Beitragvon zaunreiter » Mo 31. Aug 2020, 21:45

Auswirkungen von Probiotika auf die Darmmikrobiota der Honigbiene (Apis mellifera) und auf die Leistung von Bienenvölkern im Frühjahr in einem nördlichen Klima

Zusammenfassung
Die Darmmikrobiota besteht aus allen Mikroorganismen, die den Darm eines Tieres besiedeln. Bei Bienen ist es an der Verdauung und den Immunfunktionen beteiligt. Verschiedene Umweltfaktoren stören die Mikrobiota dieses Insekts und beeinträchtigen so seine Gesundheit. Um dies zu verhindern, ist das Hinzufügen von Probiotika zu Bienenfutter eine interessante Lösung.
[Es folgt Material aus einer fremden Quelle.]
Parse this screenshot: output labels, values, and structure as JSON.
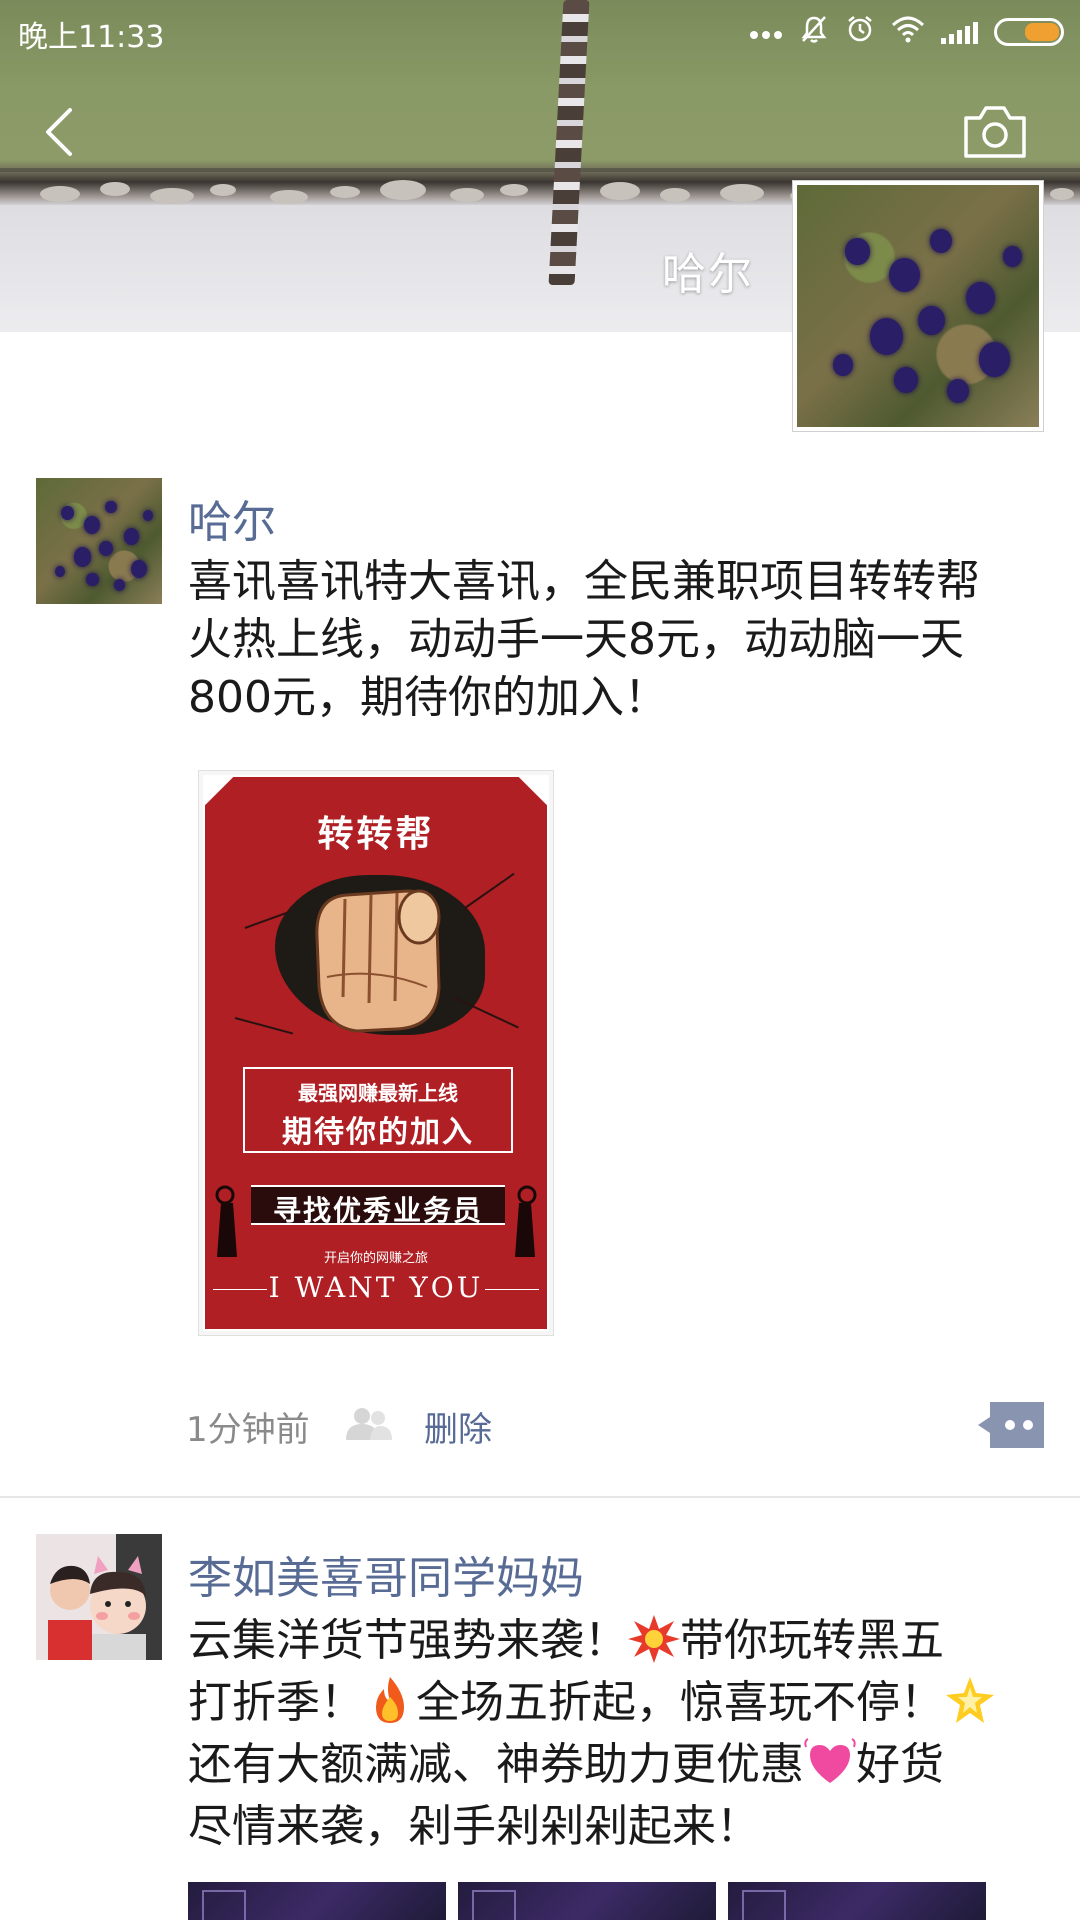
{
  "status_bar": {
    "time": "晚上11:33",
    "icons": [
      "more-dots-icon",
      "mute-bell-icon",
      "alarm-icon",
      "wifi-icon",
      "signal-icon",
      "battery-icon"
    ]
  },
  "header": {
    "back_icon": "chevron-left-icon",
    "camera_icon": "camera-icon"
  },
  "cover": {
    "user_name": "哈尔"
  },
  "posts": [
    {
      "author": "哈尔",
      "text_lines": [
        "喜讯喜讯特大喜讯，全民兼职项目转转帮",
        "火热上线，动动手一天8元，动动脑一天",
        "800元，期待你的加入！"
      ],
      "poster": {
        "title": "转转帮",
        "box_line1": "最强网赚最新上线",
        "box_line2": "期待你的加入",
        "band": "寻找优秀业务员",
        "small": "开启你的网赚之旅",
        "english": "I WANT YOU"
      },
      "time": "1分钟前",
      "delete_label": "删除"
    },
    {
      "author": "李如美喜哥同学妈妈",
      "text_lines": [
        [
          "云集洋货节强势来袭！",
          "collision-emoji",
          "带你玩转黑五"
        ],
        [
          "打折季！",
          "fire-emoji",
          "全场五折起，惊喜玩不停！",
          "sparkle-star-emoji"
        ],
        [
          "还有大额满减、神券助力更优惠",
          "beating-heart-emoji",
          "好货"
        ],
        [
          "尽情来袭，剁手剁剁剁起来！"
        ]
      ]
    }
  ],
  "colors": {
    "link": "#576b95",
    "text": "#1a1a1a",
    "meta": "#8a8a8a",
    "poster_red": "#b01f24",
    "battery": "#f0a030"
  }
}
Es wurde gezeigt, dass bestimmte Probiotika das Volkswachstum fördern und das Auftreten verschiedener Krankheiten und Parasiten verringern. Es liegen jedoch keine Informationen über ihre Auswirkungen in einem nördlichen Klima vor, in dem das Überleben im Winter und die Entwicklung der Bienenvölker im Frühjahr für die Imker ein großes Problem darstellen.
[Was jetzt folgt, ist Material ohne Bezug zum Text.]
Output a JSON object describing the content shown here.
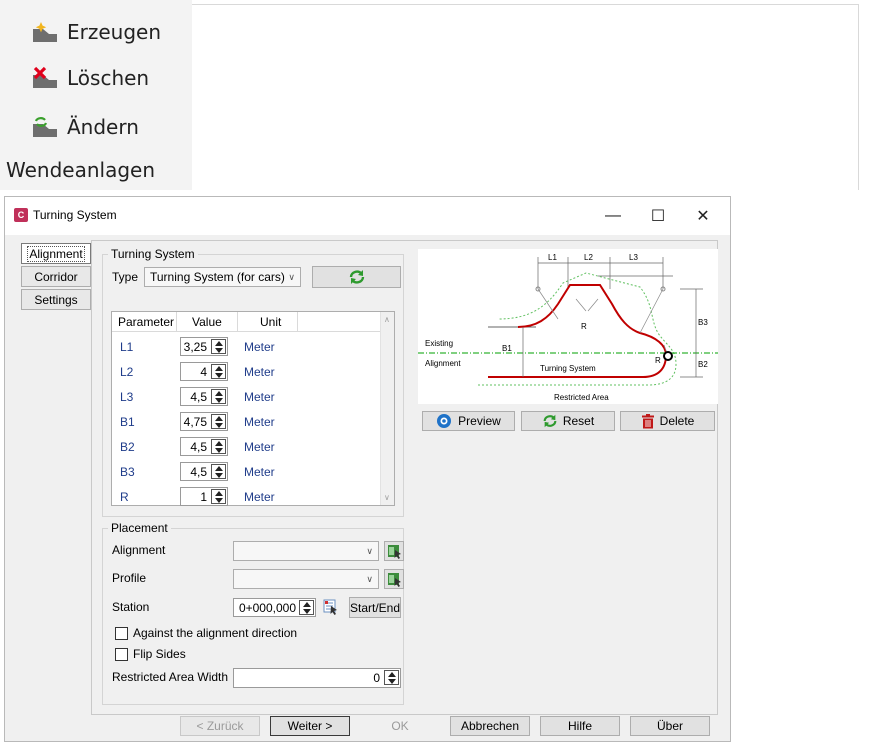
{
  "ribbon": {
    "items": [
      {
        "label": "Erzeugen",
        "icon": "create-icon"
      },
      {
        "label": "Löschen",
        "icon": "delete-icon"
      },
      {
        "label": "Ändern",
        "icon": "modify-icon"
      }
    ],
    "group_label": "Wendeanlagen"
  },
  "window": {
    "title": "Turning System",
    "app_icon_letter": "C",
    "controls": {
      "minimize": "—",
      "maximize": "☐",
      "close": "✕"
    }
  },
  "tabs": [
    {
      "label": "Alignment",
      "active": true
    },
    {
      "label": "Corridor",
      "active": false
    },
    {
      "label": "Settings",
      "active": false
    }
  ],
  "turning_system": {
    "group_label": "Turning System",
    "type_label": "Type",
    "type_value": "Turning System (for cars)",
    "refresh_icon": "refresh-icon",
    "columns": [
      "Parameter",
      "Value",
      "Unit"
    ],
    "rows": [
      {
        "name": "L1",
        "value": "3,25",
        "unit": "Meter"
      },
      {
        "name": "L2",
        "value": "4",
        "unit": "Meter"
      },
      {
        "name": "L3",
        "value": "4,5",
        "unit": "Meter"
      },
      {
        "name": "B1",
        "value": "4,75",
        "unit": "Meter"
      },
      {
        "name": "B2",
        "value": "4,5",
        "unit": "Meter"
      },
      {
        "name": "B3",
        "value": "4,5",
        "unit": "Meter"
      },
      {
        "name": "R",
        "value": "1",
        "unit": "Meter"
      }
    ]
  },
  "placement": {
    "group_label": "Placement",
    "alignment_label": "Alignment",
    "alignment_value": "",
    "profile_label": "Profile",
    "profile_value": "",
    "station_label": "Station",
    "station_value": "0+000,000",
    "start_end_label": "Start/End",
    "against_label": "Against the alignment direction",
    "against_checked": false,
    "flip_label": "Flip Sides",
    "flip_checked": false,
    "restricted_label": "Restricted Area Width",
    "restricted_value": "0"
  },
  "diagram": {
    "labels": {
      "L1": "L1",
      "L2": "L2",
      "L3": "L3",
      "B1": "B1",
      "B2": "B2",
      "B3": "B3",
      "R": "R",
      "existing": "Existing",
      "alignment": "Alignment",
      "turning_system": "Turning System",
      "restricted_area": "Restricted Area"
    },
    "colors": {
      "turning_line": "#c00000",
      "alignment_line": "#00a000",
      "restricted_line": "#60c060"
    }
  },
  "actions": {
    "preview": "Preview",
    "reset": "Reset",
    "delete": "Delete"
  },
  "footer": {
    "back": "< Zurück",
    "next": "Weiter >",
    "ok": "OK",
    "cancel": "Abbrechen",
    "help": "Hilfe",
    "about": "Über"
  }
}
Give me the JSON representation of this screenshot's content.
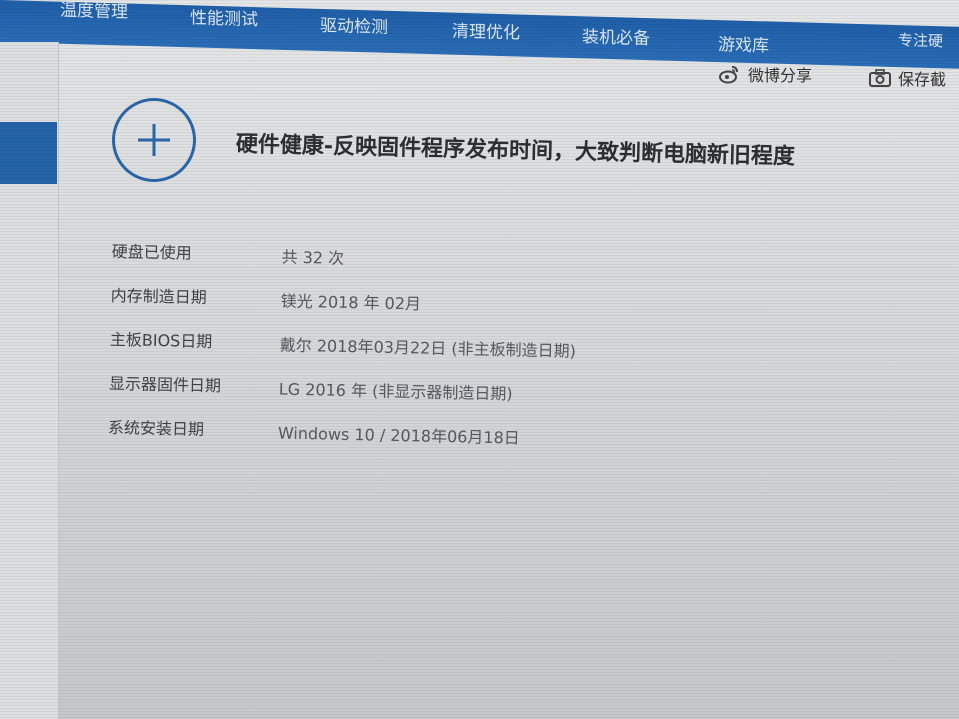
{
  "nav": {
    "items": [
      "温度管理",
      "性能测试",
      "驱动检测",
      "清理优化",
      "装机必备",
      "游戏库",
      "专注硬"
    ]
  },
  "toolbar": {
    "weibo_share": "微博分享",
    "save_screenshot": "保存截"
  },
  "header": {
    "title": "硬件健康-反映固件程序发布时间，大致判断电脑新旧程度"
  },
  "info": [
    {
      "label": "硬盘已使用",
      "value": "共 32 次"
    },
    {
      "label": "内存制造日期",
      "value": "镁光 2018 年 02月"
    },
    {
      "label": "主板BIOS日期",
      "value": "戴尔 2018年03月22日 (非主板制造日期)"
    },
    {
      "label": "显示器固件日期",
      "value": "LG 2016 年 (非显示器制造日期)"
    },
    {
      "label": "系统安装日期",
      "value": "Windows 10 / 2018年06月18日"
    }
  ],
  "colors": {
    "nav_bg": "#2566ad",
    "accent": "#2a66aa",
    "sidebar_active": "#2463a8"
  },
  "icons": {
    "add": "plus-circle-icon",
    "weibo": "weibo-icon",
    "camera": "camera-icon"
  }
}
Das Hauptziel des Projekts ist die Bewertung der Wirkung probiotischer Formeln auf die taxonomische Zusammensetzung der Bienenmikrobiota und die Leistung von Bienenvölkern. Zwei kommerzielle probiotische Stämme (Bactocell® und Levucell®SB), ein endogenes Bakterium (Parasaccharibacter apium) und ein Antibiotikum wurden im Herbst 2017 und im Frühjahr 2018 insgesamt 45 Bienenvölkern verabreicht. Profilierung der bakteriellen Mikrobiota wurde während des Projekts viermal durchgeführt: im September, November, April und Juni. Das Überleben im Winter und die Leistung der Kolonien wurden durch Messung der Anzahl der Larven, der Anzahl der Bienen in dem Bienenvolk des Winterfutterverbrauchs und des Bienenstockgewichts bewertet.
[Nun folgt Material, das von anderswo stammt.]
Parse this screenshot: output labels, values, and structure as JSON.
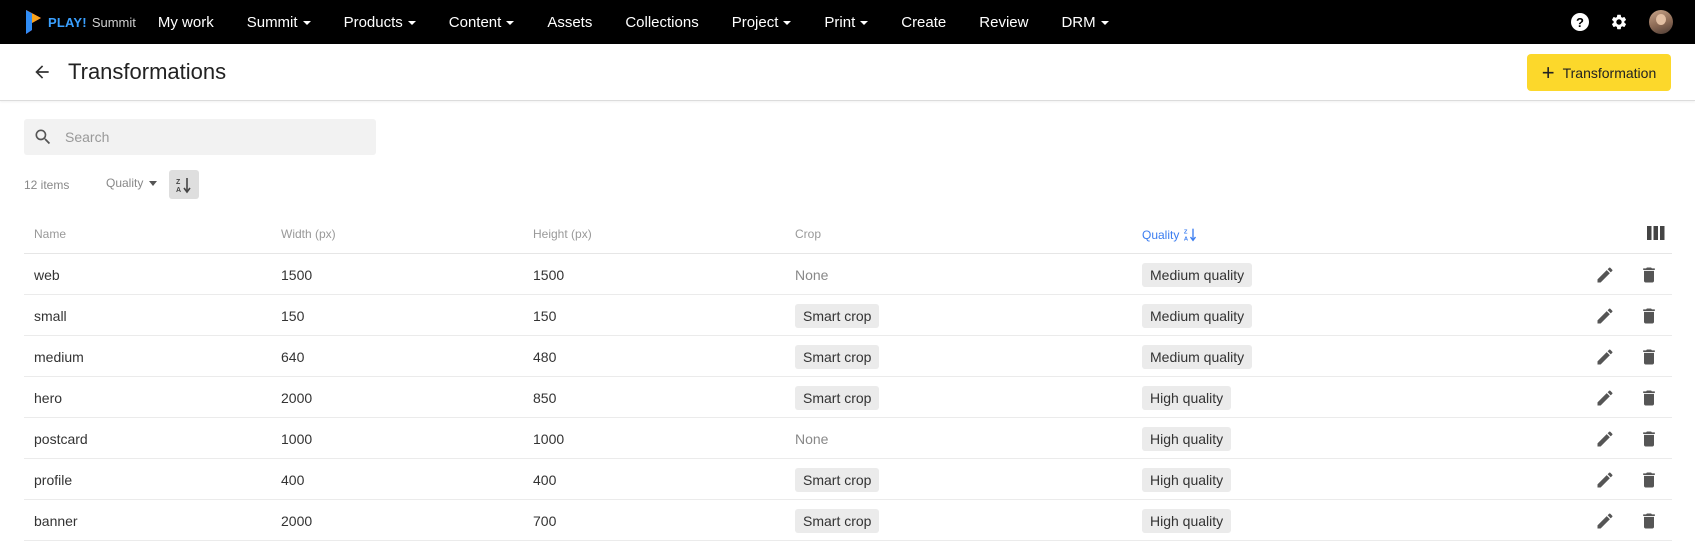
{
  "topnav": {
    "logo_play": "PLAY!",
    "logo_summit": "Summit",
    "items": [
      {
        "label": "My work",
        "dropdown": false
      },
      {
        "label": "Summit",
        "dropdown": true
      },
      {
        "label": "Products",
        "dropdown": true
      },
      {
        "label": "Content",
        "dropdown": true
      },
      {
        "label": "Assets",
        "dropdown": false
      },
      {
        "label": "Collections",
        "dropdown": false
      },
      {
        "label": "Project",
        "dropdown": true
      },
      {
        "label": "Print",
        "dropdown": true
      },
      {
        "label": "Create",
        "dropdown": false
      },
      {
        "label": "Review",
        "dropdown": false
      },
      {
        "label": "DRM",
        "dropdown": true
      }
    ],
    "help_glyph": "?"
  },
  "header": {
    "title": "Transformations",
    "add_button_label": "Transformation",
    "add_button_glyph": "+"
  },
  "search": {
    "placeholder": "Search",
    "value": ""
  },
  "toolbar": {
    "item_count": "12 items",
    "sort_field": "Quality",
    "sort_direction": "descending"
  },
  "table": {
    "columns": {
      "name": "Name",
      "width": "Width (px)",
      "height": "Height (px)",
      "crop": "Crop",
      "quality": "Quality"
    },
    "rows": [
      {
        "name": "web",
        "width": "1500",
        "height": "1500",
        "crop": "None",
        "quality": "Medium quality"
      },
      {
        "name": "small",
        "width": "150",
        "height": "150",
        "crop": "Smart crop",
        "quality": "Medium quality"
      },
      {
        "name": "medium",
        "width": "640",
        "height": "480",
        "crop": "Smart crop",
        "quality": "Medium quality"
      },
      {
        "name": "hero",
        "width": "2000",
        "height": "850",
        "crop": "Smart crop",
        "quality": "High quality"
      },
      {
        "name": "postcard",
        "width": "1000",
        "height": "1000",
        "crop": "None",
        "quality": "High quality"
      },
      {
        "name": "profile",
        "width": "400",
        "height": "400",
        "crop": "Smart crop",
        "quality": "High quality"
      },
      {
        "name": "banner",
        "width": "2000",
        "height": "700",
        "crop": "Smart crop",
        "quality": "High quality"
      }
    ]
  },
  "colors": {
    "nav_bg": "#000000",
    "accent_button": "#fcd82b",
    "active_sort": "#3b7df0",
    "chip_bg": "#ebebeb"
  }
}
Die Jahreszeit beeinflusste die Zusammensetzung der Darmmikrobiota der Biene, was auf eine Anpassung an die Umweltbedingungen schließen lässt. Darüber hinaus modulierte die Einnahme von Probiotika die Bienenmikrobiota nur geringfügig. Was die Leistung der Bienenvölker betrifft, so verbesserten die probiotischen Formeln Bactocell® und Levucell®SB die Frühjahrsentwicklung der Bienenvölker.
Diese Ergebnisse zeigen, dass Probiotika die Leistung von Bienenvölkern verbessern können, ohne ihre Mikrobiota zu stören. Diese Informationen werden bei der Entwicklung einer probiotischen Formel für die kanadische Bienenzuchtindustrie hilfreich sein.